Specialty costing data in respect of hospitals which provide neurology services indicate that in-patient costs for this specialty for 2002 were over €19 million. This figure excludes costs in respect of neurology services provided in out-patient and accident and emergency departments and specialist day case activity, which are not routinely collected by my Department.

It is incorrect to claim that the report has just been published — it was published last spring. I am concerned about what has happened since then. It appears the Minister has simply commissioned yet another report, the review of rehabilitation services. While that is welcome, it does not indicate that there has been any significant progress in appointing neurologists. The review showed that Ireland is yet again at the bottom of the league, as it were, with the smallest ratio of neurologists to population. We have less than one third of the required number of neurologists. What has been done to provide additional neurologists since the report was published? How many neurologists have been approved or appointed?

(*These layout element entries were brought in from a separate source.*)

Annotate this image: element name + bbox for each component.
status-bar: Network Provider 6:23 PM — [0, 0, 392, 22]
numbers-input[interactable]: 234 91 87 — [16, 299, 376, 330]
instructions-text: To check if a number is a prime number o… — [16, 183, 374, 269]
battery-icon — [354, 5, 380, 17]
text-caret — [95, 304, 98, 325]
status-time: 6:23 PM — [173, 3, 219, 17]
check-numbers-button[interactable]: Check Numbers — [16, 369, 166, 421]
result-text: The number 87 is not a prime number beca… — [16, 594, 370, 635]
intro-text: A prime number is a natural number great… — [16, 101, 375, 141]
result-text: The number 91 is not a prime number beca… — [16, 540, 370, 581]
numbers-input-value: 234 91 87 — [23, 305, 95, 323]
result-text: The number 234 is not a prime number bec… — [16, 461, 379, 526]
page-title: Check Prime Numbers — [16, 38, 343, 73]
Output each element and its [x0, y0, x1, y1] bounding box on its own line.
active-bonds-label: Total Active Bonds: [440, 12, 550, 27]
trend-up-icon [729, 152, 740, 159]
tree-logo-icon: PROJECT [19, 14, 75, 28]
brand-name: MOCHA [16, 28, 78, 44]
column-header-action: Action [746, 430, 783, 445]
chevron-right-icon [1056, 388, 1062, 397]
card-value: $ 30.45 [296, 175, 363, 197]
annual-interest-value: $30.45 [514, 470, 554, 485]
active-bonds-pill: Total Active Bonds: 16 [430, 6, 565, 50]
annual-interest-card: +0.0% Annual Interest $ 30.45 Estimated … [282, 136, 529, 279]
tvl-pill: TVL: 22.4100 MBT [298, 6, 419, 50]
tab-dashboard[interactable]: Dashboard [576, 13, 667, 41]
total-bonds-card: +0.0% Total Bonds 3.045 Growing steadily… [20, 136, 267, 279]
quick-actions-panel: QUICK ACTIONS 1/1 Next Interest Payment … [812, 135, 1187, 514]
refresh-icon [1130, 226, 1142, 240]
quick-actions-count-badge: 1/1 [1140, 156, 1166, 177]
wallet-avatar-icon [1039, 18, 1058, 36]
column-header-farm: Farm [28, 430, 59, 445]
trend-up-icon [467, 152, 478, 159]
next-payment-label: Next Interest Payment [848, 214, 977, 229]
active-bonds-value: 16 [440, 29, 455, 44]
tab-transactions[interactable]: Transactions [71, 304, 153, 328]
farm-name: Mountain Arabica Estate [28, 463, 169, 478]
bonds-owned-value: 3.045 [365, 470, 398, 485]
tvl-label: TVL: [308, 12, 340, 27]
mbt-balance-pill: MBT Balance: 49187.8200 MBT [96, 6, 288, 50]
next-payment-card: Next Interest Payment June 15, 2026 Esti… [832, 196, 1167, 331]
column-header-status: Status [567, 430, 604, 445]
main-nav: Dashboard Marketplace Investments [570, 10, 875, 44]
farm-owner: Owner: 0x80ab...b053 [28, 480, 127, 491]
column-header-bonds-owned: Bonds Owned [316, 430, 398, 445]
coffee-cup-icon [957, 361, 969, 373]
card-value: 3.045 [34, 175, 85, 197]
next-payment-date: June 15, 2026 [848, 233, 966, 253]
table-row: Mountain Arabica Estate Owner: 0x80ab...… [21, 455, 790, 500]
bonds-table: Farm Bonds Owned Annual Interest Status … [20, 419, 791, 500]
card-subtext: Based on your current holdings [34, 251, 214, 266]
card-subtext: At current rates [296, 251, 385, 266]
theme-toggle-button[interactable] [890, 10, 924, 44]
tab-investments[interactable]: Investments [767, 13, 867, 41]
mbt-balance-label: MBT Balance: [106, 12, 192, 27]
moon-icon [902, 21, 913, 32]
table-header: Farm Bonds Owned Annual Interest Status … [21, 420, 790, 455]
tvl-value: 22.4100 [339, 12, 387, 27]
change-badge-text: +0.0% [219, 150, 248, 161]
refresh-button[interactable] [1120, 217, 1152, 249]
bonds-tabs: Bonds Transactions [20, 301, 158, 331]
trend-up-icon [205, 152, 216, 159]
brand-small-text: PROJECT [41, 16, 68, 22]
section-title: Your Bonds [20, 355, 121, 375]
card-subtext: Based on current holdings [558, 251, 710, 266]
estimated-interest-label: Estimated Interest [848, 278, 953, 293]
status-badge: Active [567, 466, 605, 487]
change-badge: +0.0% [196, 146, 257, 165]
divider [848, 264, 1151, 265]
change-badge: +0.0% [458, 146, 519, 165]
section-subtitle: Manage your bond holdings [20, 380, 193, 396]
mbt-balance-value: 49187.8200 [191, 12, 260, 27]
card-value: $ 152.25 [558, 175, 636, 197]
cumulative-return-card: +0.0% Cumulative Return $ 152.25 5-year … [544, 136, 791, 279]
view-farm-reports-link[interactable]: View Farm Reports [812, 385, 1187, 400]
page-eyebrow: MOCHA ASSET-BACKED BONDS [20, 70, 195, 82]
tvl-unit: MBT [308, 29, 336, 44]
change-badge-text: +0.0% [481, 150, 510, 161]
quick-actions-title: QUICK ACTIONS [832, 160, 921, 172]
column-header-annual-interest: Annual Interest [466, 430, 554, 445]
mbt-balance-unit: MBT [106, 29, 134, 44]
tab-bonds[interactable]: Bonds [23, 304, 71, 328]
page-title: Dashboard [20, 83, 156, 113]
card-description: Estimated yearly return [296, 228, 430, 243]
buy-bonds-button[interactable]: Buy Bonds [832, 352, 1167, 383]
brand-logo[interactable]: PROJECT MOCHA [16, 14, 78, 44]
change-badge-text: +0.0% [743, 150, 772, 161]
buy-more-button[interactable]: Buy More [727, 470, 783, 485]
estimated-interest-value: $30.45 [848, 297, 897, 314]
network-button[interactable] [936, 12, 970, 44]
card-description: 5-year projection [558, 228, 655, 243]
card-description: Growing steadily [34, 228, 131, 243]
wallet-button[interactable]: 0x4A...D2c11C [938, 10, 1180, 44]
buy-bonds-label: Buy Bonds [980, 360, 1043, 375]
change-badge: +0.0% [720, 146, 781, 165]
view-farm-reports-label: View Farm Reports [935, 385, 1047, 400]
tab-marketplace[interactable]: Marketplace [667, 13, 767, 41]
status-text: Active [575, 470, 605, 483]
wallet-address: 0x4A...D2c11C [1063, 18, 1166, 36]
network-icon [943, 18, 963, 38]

We have to consider how many additional consultants can be appointed in the context of the funding envelope that is available for this year and forthcoming years. There is a significant lead-in time from the date of sanctioning a consultant post to the post coming on stream. Generally, our consultant numbers across a range of specialties are below what pertains in other countries. That was the reason for the Hanly programme, the need for change in the consultants' contracts and the aim of doubling the number of consultants. There is caution, therefore, about making further dramatic increases in consultant numbers in certain specialties in advance of dealing with those critical issues.

There has been a dramatic increase in recent years in the number of consultants in the critical areas of cancer, cardiovascular and accident and emergency medicine. Unprecedented numbers of consultants were appointed. I will have to examine the financial envelope this year to see what can be done to advance the cause of neurology. I acknowledge the need for additional consultants in this area. The Comhairle na nOspidéal report was published too late for last year's financial envelope.

I am aware there is a long lead-in time from the time of sanction. That is the reason I asked if any appointments had been sanctioned. The Minister must be aware that neurological diseases can be treated and managed and the progress of the diseases can be postponed. The patient's quality of life can be immeasurably improved if the patient gets access to a neurologist and the neurologist's support team. The Minister said he opposes a dramatic increase in the numbers. I accept that this must be done in a planned and phased way, but has there been any increase? Is there any sense of urgency?

This is yet another specialty in which there is under-provision. The Minister spoke about the Hanly report and doubling the number of consultants, but this report has confirmed gross under-provision in neurology without an input from Hanly. However, there are no new consultants after more than eight months and there is no sign of any posts being sanctioned. Every day people are diagnosed with serious neurological illnesses and their outcomes are diminished by the fact that they cannot see a neurologist.

I do not dispute the need for additional consultants in neurology. However, I will have to examine how many additional posts can be sanctioned within the financial envelope available to me this year.